If I were a producer on the show who was not concerned with TV ratings and solely concerned with Kaitlyn’s mental health, I would have pulled her aside in that moment and told her this:
Kaitlyn, your anger right now is not your truth. In fact, your anger right now is probably masking other emotions, like shame, because deep down you are embarrassed for being called out by Kupah. And maybe sadness too, because Kupah hasn’t initiated much with you. This is ok. Feel the emotion. I will sit here with you while you do. Here, let’s walk back to the outdoor fireplace. Let’s put down that glass of wine. Let’s take seeeeeeveral deep breaths.
Then I would ask her, What’s actually making you angry?
Sadly, I have not (yet) been hired by ABC to provide spiritual guidance on The Bachelor, but this is what I would do.
Once Kaitlyn had stopped drinking and taken six or seven deep breaths, I would tell her that it is ok to feel whatever you feel, but it is not ok to make big decisions from that intense place of feeling. If you keep doing this, this show will destroy you. Be counter-intuitive. Don’t do what you feel like doing. Feelings are not your truth but, rather, they are a path to your truth. Ask yourself why you feel what you feel. Then, we can get somewhere on this show.

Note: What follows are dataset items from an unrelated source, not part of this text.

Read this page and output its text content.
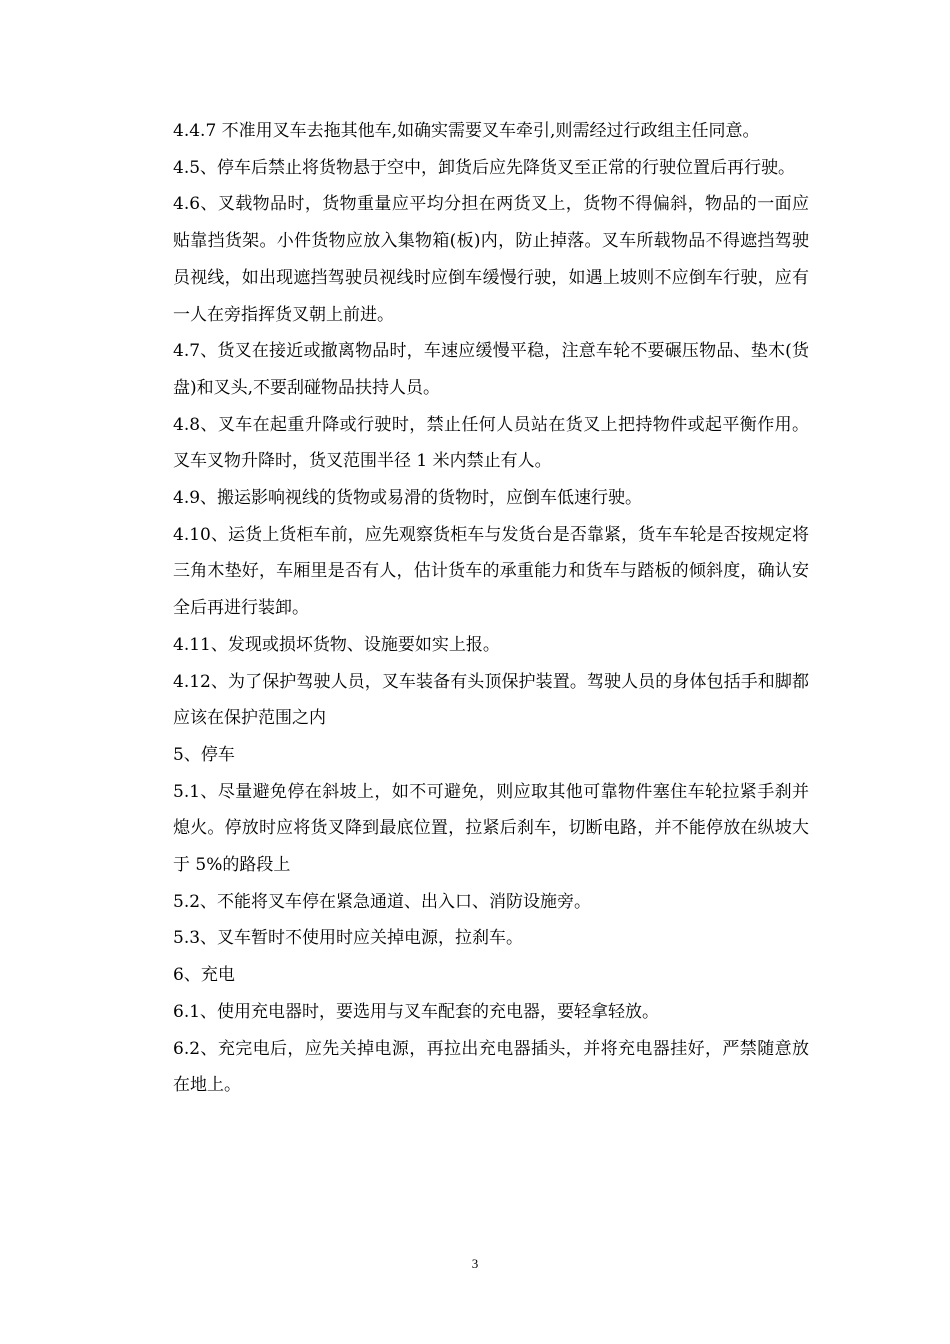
4.4.7 不准用叉车去拖其他车,如确实需要叉车牵引,则需经过行政组主任同意。

4.5、停车后禁止将货物悬于空中，卸货后应先降货叉至正常的行驶位置后再行驶。

4.6、叉载物品时，货物重量应平均分担在两货叉上，货物不得偏斜，物品的一面应贴靠挡货架。小件货物应放入集物箱(板)内，防止掉落。叉车所载物品不得遮挡驾驶员视线，如出现遮挡驾驶员视线时应倒车缓慢行驶，如遇上坡则不应倒车行驶，应有一人在旁指挥货叉朝上前进。

4.7、货叉在接近或撤离物品时，车速应缓慢平稳，注意车轮不要碾压物品、垫木(货盘)和叉头,不要刮碰物品扶持人员。

4.8、叉车在起重升降或行驶时，禁止任何人员站在货叉上把持物件或起平衡作用。叉车叉物升降时，货叉范围半径 1 米内禁止有人。

4.9、搬运影响视线的货物或易滑的货物时，应倒车低速行驶。

4.10、运货上货柜车前，应先观察货柜车与发货台是否靠紧，货车车轮是否按规定将三角木垫好，车厢里是否有人，估计货车的承重能力和货车与踏板的倾斜度，确认安全后再进行装卸。

4.11、发现或损坏货物、设施要如实上报。

4.12、为了保护驾驶人员，叉车装备有头顶保护装置。驾驶人员的身体包括手和脚都应该在保护范围之内

5、停车

5.1、尽量避免停在斜坡上，如不可避免，则应取其他可靠物件塞住车轮拉紧手刹并熄火。停放时应将货叉降到最底位置，拉紧后刹车，切断电路，并不能停放在纵坡大于 5%的路段上

5.2、不能将叉车停在紧急通道、出入口、消防设施旁。

5.3、叉车暂时不使用时应关掉电源，拉刹车。

6、充电

6.1、使用充电器时，要选用与叉车配套的充电器，要轻拿轻放。

6.2、充完电后，应先关掉电源，再拉出充电器插头，并将充电器挂好，严禁随意放在地上。

3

I have a hunch, because of previews I’ve seen, that Kaitlyn will continue to rely on feelings as a guide during her Bachelorette journey. This makes me completely unhopeful that she will find love on this show, but I am also really grateful for the cautionary tale she is providing.
May it be a reminder to all us emotionally driven—or gifted, if you prefer to call it—people out there. Emotions are not your truth; they are a path to it.
I am not a fan of such shows because I want to go in and solve the arguments, manage the issues, resolve conflicts and counsel them. The conflict and hurt feelings make me feel crazy just watching from my living room. Your response though is pretty much dead on. When we let emotions dictate our responses, they come from a place of wild hurt most of the time. We can’t do that. Even in the bible, God tells us what when we are angry, we should go sit on our beds and search our own hearts. Take a time out was invented in Psalms! I have found that when I act in emotion, I haven’t usually even figured out what I really am feeling or what I really want as an outcome. Not healthy and long-term, not how positive relationships survive.
I’m certainly not ‘audience appropriate’ for your blog but I love your parents and Jenna. They make me want to know you. (But all I have so far is your blog!). I appreciate your posts and this morning was reminded of a quote from one of my dearest friends, Marilyn Meberg, who has said to me for all the many years I’ve know her, “Emotions have NO brains!”